Don’t look down in this double dutch

Jump Jim Crow, no Mood Indigo

Curtain up. Welcome to the show.

 

One last look, one more final touch

Queen to rook, checkmate in the clutch

You don’t know what you think you know

But don’t go. This ain’t over though.

 

One last look, one more final touch

Don’t look down in this double dutch

Jump Jim Crow, no Mood Indigo

Move on up. Down low [skrr] Too slow.

 

One last look, one more final touch

Don’t get shook, pack it to the crutch

You don’t know what you think you know

That’s the show. Thank you very much.

 

Hid away, I fight to find my own way forward

through the pain. To rise above it all.

In the end, the journey matters even if it’s all in tatters

Tears in rainfall. Curtain call.

Mulatto.

“Don't lose any sleep tonight I'm sure everything will end up alright.

You may win or lose but to be yourself is all that you can do...”

“Be Yourself”, Audioslave

Well, it all leads up to this.  The demons that chase me through my own mind have led me to a door and I can either open it and face the world and find the “light” or let them consume me and submit to the “dark”.  Good vs. evil, yin vs. yang, life vs. death, etc.

 

    This track is definitely the magnum opus of this album, and there is definitely quite a lot to unpack.  In the course of the overall narrative, we are now back in the present, outside of my mind, and, after a little trepidation, I decide to finally turn away from the metaphorical cave wall.  Still haunted by a fear of the unknown, I rework my social mask to better assimilate and play my part in this circus called life. In reality, I learned this lesson during the first couple weeks of college, when my defense mechanism in the event of any possible social situation was indignant contempt.  I was afraid to open up, even though I desperately wanted to meet people and maybe have a friend or two, but I quickly learned that it wasn’t about baring it all, but the allure of the reveal, the eroticism of foreplay, if you will.
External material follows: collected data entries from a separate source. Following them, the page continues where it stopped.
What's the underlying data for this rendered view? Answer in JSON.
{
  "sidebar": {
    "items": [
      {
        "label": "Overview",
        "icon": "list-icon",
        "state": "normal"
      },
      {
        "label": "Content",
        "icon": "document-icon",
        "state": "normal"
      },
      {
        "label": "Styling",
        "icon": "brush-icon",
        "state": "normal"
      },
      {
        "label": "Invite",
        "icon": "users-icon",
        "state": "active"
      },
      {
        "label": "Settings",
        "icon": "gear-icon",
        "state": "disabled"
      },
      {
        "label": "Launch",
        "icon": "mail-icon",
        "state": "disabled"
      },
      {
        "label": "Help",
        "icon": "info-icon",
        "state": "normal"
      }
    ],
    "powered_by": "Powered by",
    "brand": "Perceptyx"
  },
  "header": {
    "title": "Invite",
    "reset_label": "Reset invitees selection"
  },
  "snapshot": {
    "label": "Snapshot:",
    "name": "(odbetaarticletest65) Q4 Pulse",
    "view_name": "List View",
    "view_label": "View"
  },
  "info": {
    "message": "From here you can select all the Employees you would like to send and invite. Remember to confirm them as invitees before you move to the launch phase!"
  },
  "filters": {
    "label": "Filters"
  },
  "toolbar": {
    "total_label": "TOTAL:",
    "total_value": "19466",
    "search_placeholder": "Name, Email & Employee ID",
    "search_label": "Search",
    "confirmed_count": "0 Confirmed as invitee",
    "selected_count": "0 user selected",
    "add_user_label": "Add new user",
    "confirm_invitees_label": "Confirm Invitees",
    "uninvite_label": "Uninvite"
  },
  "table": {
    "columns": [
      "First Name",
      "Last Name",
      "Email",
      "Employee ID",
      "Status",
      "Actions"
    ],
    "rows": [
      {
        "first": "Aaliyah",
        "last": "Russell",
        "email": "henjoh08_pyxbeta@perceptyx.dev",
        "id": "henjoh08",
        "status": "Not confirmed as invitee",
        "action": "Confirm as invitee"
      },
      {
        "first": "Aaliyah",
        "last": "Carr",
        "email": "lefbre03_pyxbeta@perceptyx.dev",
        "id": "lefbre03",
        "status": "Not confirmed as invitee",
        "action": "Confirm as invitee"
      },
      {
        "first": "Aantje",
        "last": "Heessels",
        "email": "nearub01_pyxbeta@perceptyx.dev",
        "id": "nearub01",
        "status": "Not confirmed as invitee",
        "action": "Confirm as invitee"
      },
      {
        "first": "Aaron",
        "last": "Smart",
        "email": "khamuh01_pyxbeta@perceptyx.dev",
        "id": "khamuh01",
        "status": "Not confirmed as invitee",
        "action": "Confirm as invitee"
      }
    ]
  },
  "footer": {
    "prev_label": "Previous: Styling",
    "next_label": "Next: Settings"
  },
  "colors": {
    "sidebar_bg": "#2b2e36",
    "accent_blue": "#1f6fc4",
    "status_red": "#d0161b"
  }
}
Life is a performance, and I happen to be a natural clown, yet with more of a taste for black comedy and surrealism (...sooo, a clown), which is definitely a lead I wanted to bury when it actually ended up being a boon.  It’s kind of like a FAR less sexist reading of the ending of Grease (although I traded the sexism for racism so that probably doesn’t make it any better), where no one cares how smart you are, it’s about how you use those smarts to beat the system while also playing the role dictated by it.  It’s one big cakewalk: jovial yet satirical, and knowing I could dance far better than I’m letting on.

 

    It took me about a year to finally settle on the name of this song.  My first thought was “Mulatto”, but there was something in me that felt it might come across as somehow offensive, when it’s always what I felt I identified as in the rainbow of racial colloquialisms (I guess when you’re half African-American, one-quarter Puerto Rican and one-quarter Polish, it’s kind of fun to learn that there’s a pejorative even for someone like you).  Instead, I decided to play the subtext card with “Last Looks/Final Touches” as foreshadowing to the short film I plan to adapt this album into, which this song would obviously be the end of, however I felt that even that was problematic as it could portray the swan song of a character at the end of their rope.  Through writing and producing this whole album, but specifically this song, my focus was identity, and so I settled on the title that I felt I connected to more; less “Suicide is Painless” and more “Niggas in Paris”.

 

    Musically, I wanted to blend my urban and European roots so I drew from hip-hop, trap, and the electronic music of the 1980s and 90s.  However, I didn’t want to innovate the music industry and create a Franken-genre, but show how a simple melody can translate between different genres, have an identity in each one, as well as an identity that makes it unique on its own.